Altered (United) States: New Jersey “Bedeviled”

Shortly after the first white settlers set foot in New Jersey, a terrible creature came out of the forest and killed a few of them. Thus was the legend of the Jersey Devil born. Except, of course, that it wasn’t a legend and there are several different creatures called Jersey Devils running around the state killing, maiming and scaring the shit out of people.

The creature most often seen in the Pine Barrens area is a winged humanoid with a rather goatlike face and cloven hooves. It does not usually kill people, but will scratch and bite them. It has also been known to carry people weighing up to 175 pounds into the air before dropping them a mile or so away.

Up in the mountainous northwest of the state, the local Devils look like very hairy humans with overly long legs and arms, glowing green eyes and extra wide mouths full of sharp teeth. They kill six or seven people a year, often eating part of them.

In the heavily populated urban areas of the northeast, pale skinned underground dwelling devils sometimes come to the surface and attack humans with weapons carved from bones.

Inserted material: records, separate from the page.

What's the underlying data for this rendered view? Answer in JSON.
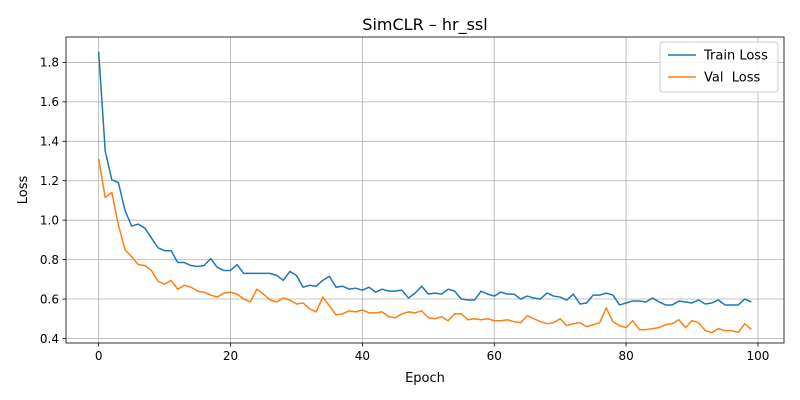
{
  "chart_data": {
    "type": "line",
    "title": "SimCLR – hr_ssl",
    "xlabel": "Epoch",
    "ylabel": "Loss",
    "xlim": [
      -4.95,
      103.95
    ],
    "ylim": [
      0.377,
      1.929
    ],
    "xticks": [
      0,
      20,
      40,
      60,
      80,
      100
    ],
    "yticks": [
      0.4,
      0.6,
      0.8,
      1.0,
      1.2,
      1.4,
      1.6,
      1.8
    ],
    "xtick_labels": [
      "0",
      "20",
      "40",
      "60",
      "80",
      "100"
    ],
    "ytick_labels": [
      "0.4",
      "0.6",
      "0.8",
      "1.0",
      "1.2",
      "1.4",
      "1.6",
      "1.8"
    ],
    "grid": true,
    "legend_position": "top-right",
    "series": [
      {
        "name": "Train Loss",
        "color": "#1f77b4",
        "values": [
          1.855,
          1.35,
          1.205,
          1.19,
          1.05,
          0.97,
          0.98,
          0.96,
          0.91,
          0.86,
          0.845,
          0.845,
          0.785,
          0.785,
          0.77,
          0.765,
          0.77,
          0.805,
          0.76,
          0.745,
          0.745,
          0.775,
          0.73,
          0.73,
          0.73,
          0.73,
          0.73,
          0.72,
          0.695,
          0.74,
          0.72,
          0.66,
          0.67,
          0.665,
          0.695,
          0.715,
          0.66,
          0.665,
          0.65,
          0.655,
          0.645,
          0.66,
          0.635,
          0.65,
          0.64,
          0.64,
          0.645,
          0.605,
          0.63,
          0.665,
          0.625,
          0.63,
          0.625,
          0.65,
          0.64,
          0.6,
          0.595,
          0.595,
          0.64,
          0.625,
          0.615,
          0.635,
          0.625,
          0.625,
          0.6,
          0.615,
          0.605,
          0.6,
          0.63,
          0.615,
          0.61,
          0.595,
          0.625,
          0.575,
          0.58,
          0.62,
          0.62,
          0.63,
          0.62,
          0.57,
          0.58,
          0.59,
          0.59,
          0.585,
          0.605,
          0.585,
          0.57,
          0.57,
          0.59,
          0.585,
          0.58,
          0.595,
          0.575,
          0.58,
          0.595,
          0.57,
          0.57,
          0.57,
          0.6,
          0.585
        ]
      },
      {
        "name": "Val  Loss",
        "color": "#ff7f0e",
        "values": [
          1.31,
          1.115,
          1.14,
          0.975,
          0.85,
          0.815,
          0.775,
          0.77,
          0.745,
          0.69,
          0.675,
          0.695,
          0.65,
          0.67,
          0.66,
          0.64,
          0.635,
          0.62,
          0.61,
          0.63,
          0.635,
          0.625,
          0.6,
          0.585,
          0.65,
          0.625,
          0.595,
          0.585,
          0.605,
          0.595,
          0.575,
          0.58,
          0.55,
          0.535,
          0.61,
          0.565,
          0.52,
          0.525,
          0.54,
          0.535,
          0.545,
          0.53,
          0.53,
          0.535,
          0.51,
          0.505,
          0.525,
          0.535,
          0.53,
          0.54,
          0.505,
          0.5,
          0.51,
          0.49,
          0.525,
          0.525,
          0.495,
          0.5,
          0.495,
          0.5,
          0.49,
          0.49,
          0.495,
          0.485,
          0.48,
          0.515,
          0.5,
          0.485,
          0.475,
          0.48,
          0.5,
          0.465,
          0.475,
          0.48,
          0.46,
          0.47,
          0.48,
          0.555,
          0.485,
          0.465,
          0.455,
          0.49,
          0.445,
          0.445,
          0.45,
          0.455,
          0.47,
          0.475,
          0.495,
          0.455,
          0.49,
          0.48,
          0.44,
          0.43,
          0.45,
          0.44,
          0.44,
          0.43,
          0.475,
          0.445
        ]
      }
    ]
  }
}
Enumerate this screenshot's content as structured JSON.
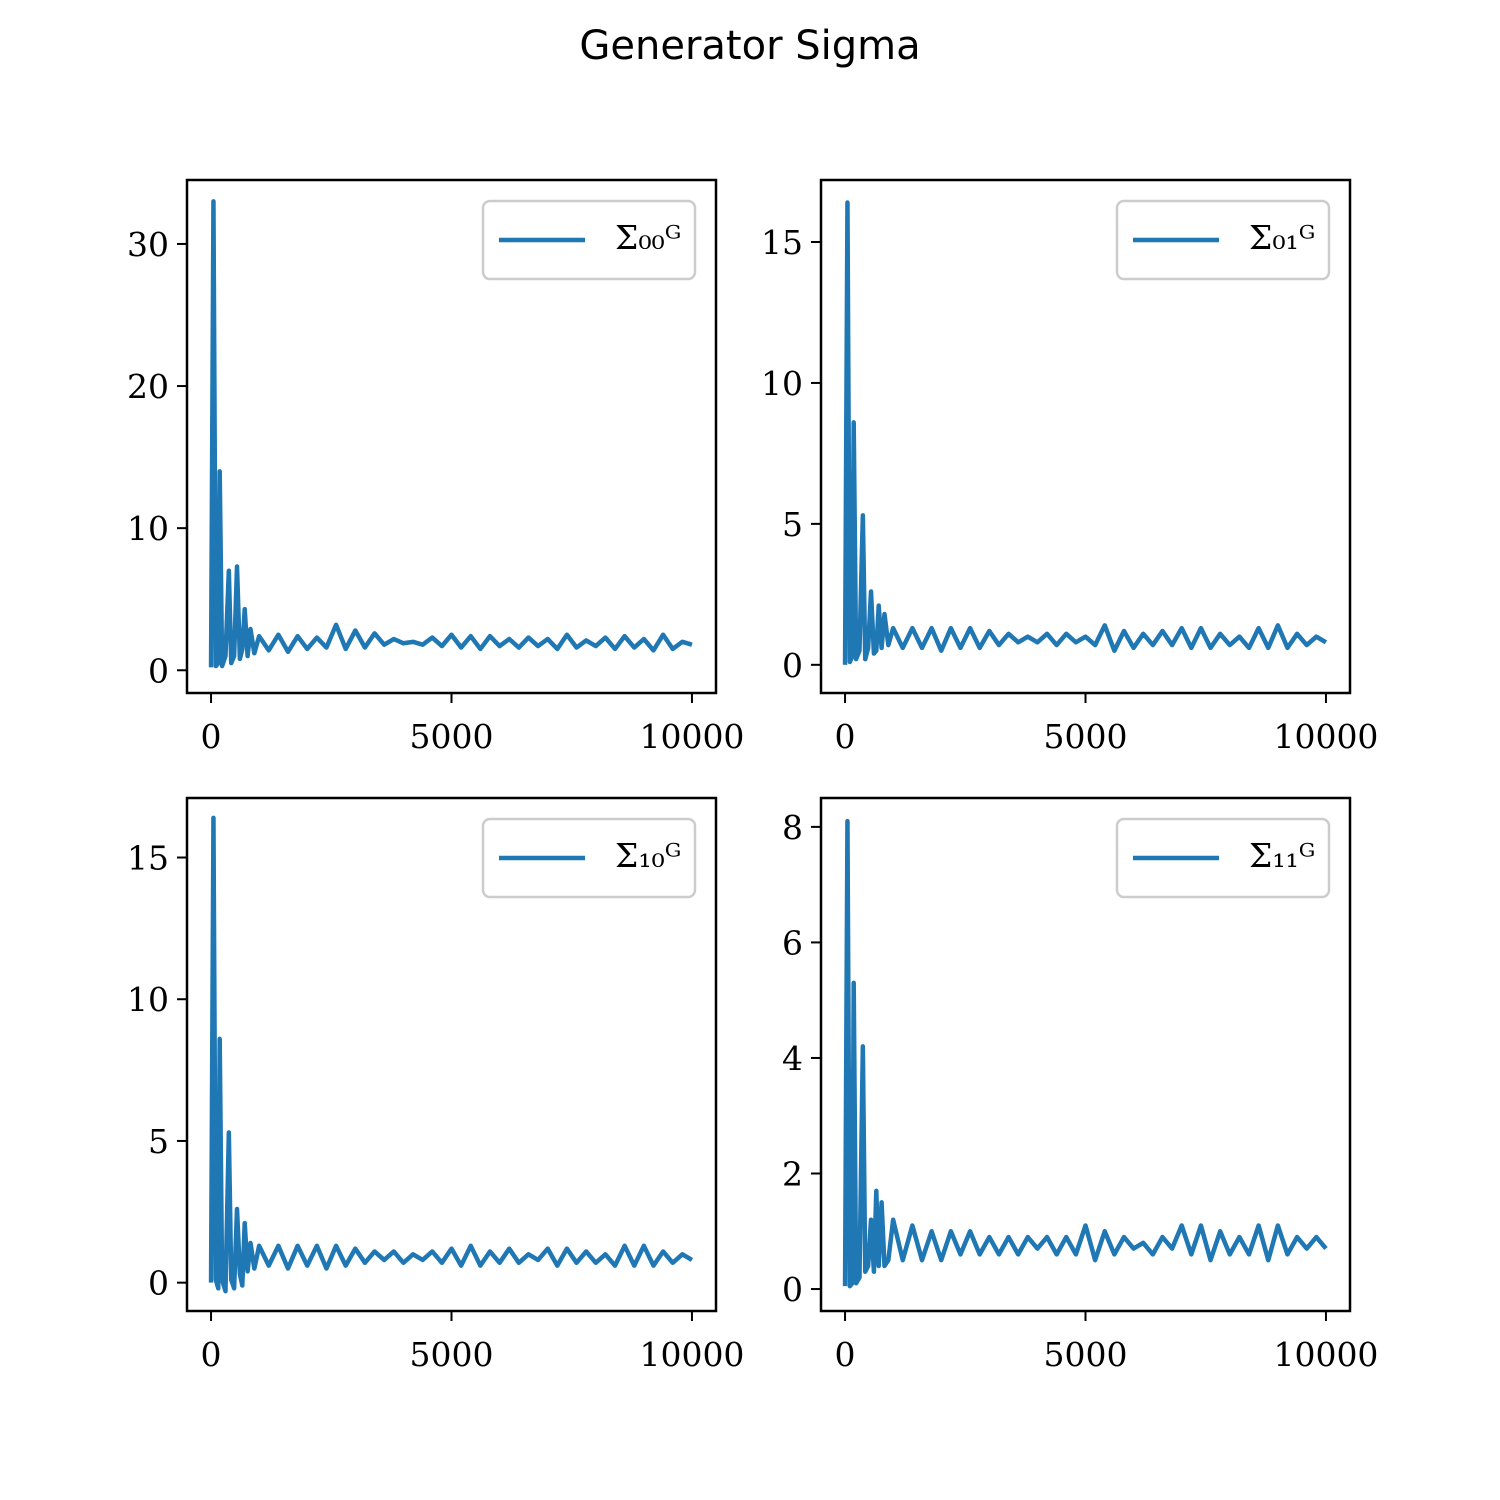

One form of Devil found in the far south end of New Jersey looks like a cross between a horse and a large dog. It seems to have a high intelligence as well as being the most bloodthirsty of all Devils. One of these creatures was responsible for the Cape May Slumber Party Massacre of 1987, in which 11 girls and 4 boys were killed and ripped apart.

Over the centuries, dozens of efforts have been mounted to find and eradicate the various Jersey Devils. Many hundreds of both Devils and hunters have been killed, but even though attacks sometimes stop for as long as 20 years, they always resume. For that reason, there are several areas of New Jersey that humans are forbidden to enter.

One final note on the Jersey Devils: A rumor persists that on a summer night in 1928, creatures from another world landed near Grover’s Mill, New Jersey and began attacking local homes. It is said that Jersey Devils by the dozens appeared and, according to one eyewitness “tore them creatures to bits, then carried off that big old pie plate looking ship”. The US military arrived shortly afterwards and by morning, the survivors of the attack went on record as blaming all the destruction on the Devils. All evidence of the attack was cleaned up and taken back to Washington.

Oddly, nobody involved in the attack ever said a disparaging word about the Devils after that and to this day there has not been a Devil attack within 3 miles of Grover’s Mill.

It is believed that Orson Welles based his 1938 radio version of “War of the Worlds” in part on the Grover’s Mill incident.